Iterative Refinement: How AI Reviews AI

The quality problem

AI-generated content has a quality ceiling. A single-shot draft from even the best model often needs revision — the structure might be off, examples might be weak, or the tone might not match what you want.

The standard fix is human editing. But if you're running a content pipeline with daily output, you need something more scalable.

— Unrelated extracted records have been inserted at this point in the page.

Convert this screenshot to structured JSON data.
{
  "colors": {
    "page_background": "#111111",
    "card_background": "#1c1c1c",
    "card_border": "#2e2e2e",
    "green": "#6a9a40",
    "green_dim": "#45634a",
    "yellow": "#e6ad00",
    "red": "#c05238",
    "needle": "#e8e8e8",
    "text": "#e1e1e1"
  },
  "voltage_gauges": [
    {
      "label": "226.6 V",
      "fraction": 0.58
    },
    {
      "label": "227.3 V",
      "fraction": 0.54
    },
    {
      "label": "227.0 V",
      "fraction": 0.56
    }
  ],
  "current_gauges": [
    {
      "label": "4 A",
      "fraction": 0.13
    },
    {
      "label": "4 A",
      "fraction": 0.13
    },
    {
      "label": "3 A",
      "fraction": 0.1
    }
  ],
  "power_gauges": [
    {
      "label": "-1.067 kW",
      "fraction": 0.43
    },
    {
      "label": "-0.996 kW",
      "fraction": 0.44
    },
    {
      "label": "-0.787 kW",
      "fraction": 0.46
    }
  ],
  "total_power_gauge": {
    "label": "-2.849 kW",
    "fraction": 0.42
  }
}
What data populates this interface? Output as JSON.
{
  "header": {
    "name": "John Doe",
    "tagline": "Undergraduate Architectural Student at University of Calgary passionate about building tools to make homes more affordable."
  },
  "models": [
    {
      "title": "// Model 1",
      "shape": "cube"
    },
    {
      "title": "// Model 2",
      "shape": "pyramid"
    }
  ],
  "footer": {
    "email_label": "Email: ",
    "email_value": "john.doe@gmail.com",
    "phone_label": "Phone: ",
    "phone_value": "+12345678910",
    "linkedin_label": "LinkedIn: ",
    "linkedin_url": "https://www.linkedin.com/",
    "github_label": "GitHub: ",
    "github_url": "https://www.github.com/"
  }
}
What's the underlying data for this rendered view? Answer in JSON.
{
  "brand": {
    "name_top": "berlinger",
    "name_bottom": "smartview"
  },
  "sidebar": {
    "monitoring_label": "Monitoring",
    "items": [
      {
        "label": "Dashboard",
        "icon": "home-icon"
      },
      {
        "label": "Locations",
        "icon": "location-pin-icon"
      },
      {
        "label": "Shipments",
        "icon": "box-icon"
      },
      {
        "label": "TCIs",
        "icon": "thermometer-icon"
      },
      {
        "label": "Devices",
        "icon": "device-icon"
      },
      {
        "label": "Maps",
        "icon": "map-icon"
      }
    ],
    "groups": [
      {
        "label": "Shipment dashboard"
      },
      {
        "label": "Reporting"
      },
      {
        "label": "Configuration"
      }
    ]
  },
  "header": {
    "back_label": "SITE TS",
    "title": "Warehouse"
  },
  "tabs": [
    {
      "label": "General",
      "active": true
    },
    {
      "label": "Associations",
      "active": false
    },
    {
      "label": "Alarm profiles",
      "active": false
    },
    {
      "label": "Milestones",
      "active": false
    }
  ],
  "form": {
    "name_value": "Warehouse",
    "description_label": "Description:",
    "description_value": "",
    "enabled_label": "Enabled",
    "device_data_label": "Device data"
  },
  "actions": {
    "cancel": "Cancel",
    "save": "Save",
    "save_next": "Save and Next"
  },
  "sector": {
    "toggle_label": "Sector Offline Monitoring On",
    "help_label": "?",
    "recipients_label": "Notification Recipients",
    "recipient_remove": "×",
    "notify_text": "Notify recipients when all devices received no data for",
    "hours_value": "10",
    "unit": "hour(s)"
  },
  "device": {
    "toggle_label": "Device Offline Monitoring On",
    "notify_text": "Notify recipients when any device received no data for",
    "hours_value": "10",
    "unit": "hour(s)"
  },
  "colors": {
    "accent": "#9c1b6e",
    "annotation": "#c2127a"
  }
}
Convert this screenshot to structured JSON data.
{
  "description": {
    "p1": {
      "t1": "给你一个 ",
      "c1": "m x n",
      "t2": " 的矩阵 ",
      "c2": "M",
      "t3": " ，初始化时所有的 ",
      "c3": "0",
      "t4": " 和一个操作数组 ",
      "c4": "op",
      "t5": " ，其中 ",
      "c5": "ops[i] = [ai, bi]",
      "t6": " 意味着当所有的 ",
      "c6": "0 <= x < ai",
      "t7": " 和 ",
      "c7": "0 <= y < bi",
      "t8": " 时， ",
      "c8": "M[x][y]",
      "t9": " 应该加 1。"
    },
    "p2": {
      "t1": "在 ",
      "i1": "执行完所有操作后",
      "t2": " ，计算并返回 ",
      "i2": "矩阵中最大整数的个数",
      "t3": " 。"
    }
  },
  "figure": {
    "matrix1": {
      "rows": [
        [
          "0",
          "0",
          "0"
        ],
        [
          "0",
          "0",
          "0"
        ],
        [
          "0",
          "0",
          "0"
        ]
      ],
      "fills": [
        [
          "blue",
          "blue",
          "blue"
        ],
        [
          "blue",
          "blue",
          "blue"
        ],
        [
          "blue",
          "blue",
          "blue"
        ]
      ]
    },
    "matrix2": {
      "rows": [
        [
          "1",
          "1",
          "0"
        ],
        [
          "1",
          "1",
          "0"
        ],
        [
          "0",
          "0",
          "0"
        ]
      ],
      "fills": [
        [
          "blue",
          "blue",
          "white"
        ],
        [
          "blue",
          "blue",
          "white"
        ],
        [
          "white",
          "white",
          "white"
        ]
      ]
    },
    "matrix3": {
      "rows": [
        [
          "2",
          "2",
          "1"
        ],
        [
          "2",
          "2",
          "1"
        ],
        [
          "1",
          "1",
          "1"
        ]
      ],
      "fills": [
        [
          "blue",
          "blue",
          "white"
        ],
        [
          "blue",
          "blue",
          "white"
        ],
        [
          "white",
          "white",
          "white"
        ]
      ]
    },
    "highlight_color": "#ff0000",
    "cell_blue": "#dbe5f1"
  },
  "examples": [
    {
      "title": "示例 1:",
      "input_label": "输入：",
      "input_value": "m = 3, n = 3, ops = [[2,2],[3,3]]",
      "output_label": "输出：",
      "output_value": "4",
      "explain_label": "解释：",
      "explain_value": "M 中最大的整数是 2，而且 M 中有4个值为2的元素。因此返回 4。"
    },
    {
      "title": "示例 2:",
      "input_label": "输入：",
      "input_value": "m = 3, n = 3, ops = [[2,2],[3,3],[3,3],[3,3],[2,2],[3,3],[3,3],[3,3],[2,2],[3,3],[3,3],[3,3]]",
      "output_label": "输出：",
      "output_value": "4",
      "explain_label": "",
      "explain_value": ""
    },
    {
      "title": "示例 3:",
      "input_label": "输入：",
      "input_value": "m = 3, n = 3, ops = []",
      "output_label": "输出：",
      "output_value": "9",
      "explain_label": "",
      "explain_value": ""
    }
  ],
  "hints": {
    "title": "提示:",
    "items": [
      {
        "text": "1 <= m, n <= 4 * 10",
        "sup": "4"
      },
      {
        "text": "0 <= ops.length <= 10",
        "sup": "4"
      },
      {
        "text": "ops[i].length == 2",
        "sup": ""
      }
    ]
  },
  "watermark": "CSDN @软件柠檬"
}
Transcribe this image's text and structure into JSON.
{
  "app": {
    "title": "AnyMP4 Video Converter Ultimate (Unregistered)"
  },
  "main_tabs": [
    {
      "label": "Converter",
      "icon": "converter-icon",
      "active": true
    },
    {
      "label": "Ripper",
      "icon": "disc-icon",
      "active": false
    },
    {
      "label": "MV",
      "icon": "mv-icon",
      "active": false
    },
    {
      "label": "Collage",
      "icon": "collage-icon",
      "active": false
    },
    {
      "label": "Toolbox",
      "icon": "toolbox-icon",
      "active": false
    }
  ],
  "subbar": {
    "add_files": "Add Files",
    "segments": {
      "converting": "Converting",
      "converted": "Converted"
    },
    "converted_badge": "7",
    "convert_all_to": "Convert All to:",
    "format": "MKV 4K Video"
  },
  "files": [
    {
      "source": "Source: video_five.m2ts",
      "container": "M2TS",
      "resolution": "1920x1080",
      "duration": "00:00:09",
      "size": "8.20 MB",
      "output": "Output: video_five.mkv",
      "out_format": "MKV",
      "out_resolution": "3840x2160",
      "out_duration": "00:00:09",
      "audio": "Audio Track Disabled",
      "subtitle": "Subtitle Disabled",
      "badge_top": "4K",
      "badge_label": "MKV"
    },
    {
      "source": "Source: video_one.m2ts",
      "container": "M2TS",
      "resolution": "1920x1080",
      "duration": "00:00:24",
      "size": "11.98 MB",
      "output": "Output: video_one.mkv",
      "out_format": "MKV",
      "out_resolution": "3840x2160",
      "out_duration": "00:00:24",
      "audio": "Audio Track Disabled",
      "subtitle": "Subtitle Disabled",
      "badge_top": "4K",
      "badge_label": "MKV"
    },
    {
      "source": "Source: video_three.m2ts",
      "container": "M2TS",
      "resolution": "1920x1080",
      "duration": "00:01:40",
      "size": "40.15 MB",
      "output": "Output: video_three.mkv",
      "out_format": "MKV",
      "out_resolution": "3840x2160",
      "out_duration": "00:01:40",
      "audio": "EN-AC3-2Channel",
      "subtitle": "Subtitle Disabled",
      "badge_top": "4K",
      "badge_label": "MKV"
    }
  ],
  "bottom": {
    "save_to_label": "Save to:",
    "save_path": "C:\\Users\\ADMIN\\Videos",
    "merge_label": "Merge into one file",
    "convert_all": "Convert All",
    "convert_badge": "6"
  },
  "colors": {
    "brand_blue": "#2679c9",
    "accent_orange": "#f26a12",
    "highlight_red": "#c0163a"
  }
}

This blog uses an iterative refinement loop where one model writes and another reviews:

1. Step 3.5 Flash writes the initial draft
2. Claude Sonnet reviews it → scores 1-10 with specific feedback
3. If score < 7.5 (threshold): send feedback to Step 3.5 Flash for revision
4. Step 3.5 Flash revises with the reviewer's notes
5. Claude Sonnet reviews again
6. Repeat until score ≥ 7.5 or max iterations (3) reached
7. Final draft goes to Slack for human approval

The key insight: the writer and reviewer are different models. This avoids the echo chamber problem where a model reviews its own work and always thinks it's great.

What the reviewer scores

The reviewer model evaluates each draft on specific criteria and returns structured feedback:

{
  "score": 7.2,
  "strengths": [
    "Clear explanation of the gateway architecture",
    "Good use of concrete examples"
  ],
  "improvements": [
    "Opening is too generic — start with a specific scenario",
    "Missing comparison to alternative approaches",
    "Code example on line 45 has a syntax error"
  ],
  "revisedPrompt": "Rewrite the opening paragraph to start with..."
}

The revisedPrompt is especially important — it gives the writer model specific, actionable instructions for the next iteration, not just vague feedback.

Score progression

Here's what a typical refinement session looks like:

| Iteration | Score | Key feedback | |-----------|-------|-------------| | 1 | 5.5 | "Structure is unclear, missing concrete examples" | | 2 | 7.1 | "Much better structure, but opening is still weak" | | 3 | 8.2 | "Converged — strong opening, good examples, clear flow" |

The agents page shows these score progressions in real time for active refinement sessions.

Configuration

The refinement loop is fully configurable through the curate-me.ai gateway:

Reviewer model: Which model scores the drafts (default: Claude Sonnet 4.6)
Quality threshold: Minimum score to accept (default: 7.5)
Max iterations: Safety limit on refinement rounds (default: 3)
Min iterations: Force at least N rounds even if score is high (default: 1)
Enabled/disabled: Toggle the entire loop on or off

You can change all of these from the fleet config panel on the agents page.

Why not just use a better model?

You could skip refinement and use the best available model for writing. But there are tradeoffs:

Cost — Step 3.5 Flash is significantly cheaper than Claude Opus. Three iterations of Step 3.5 Flash + one Sonnet review costs less than a single Opus draft.
Diversity — Different models have different strengths. Step 3.5 Flash writes fluently; Claude catches logical gaps. Combined, they produce better output than either alone.
Auditability — The score progression creates a paper trail. You can see exactly how a draft evolved, what feedback was given, and whether the quality threshold was met.

The human still decides

Refinement doesn't replace human judgment. It raises the floor. By the time a draft reaches Slack for Boris's review, it's already passed a minimum quality bar. This means less time editing and more time making editorial decisions about what to publish.

The loop is one piece of the larger content pipeline — from research to writing to refinement to approval to publishing. Each stage adds a layer of quality control, and each stage is visible on the agents page.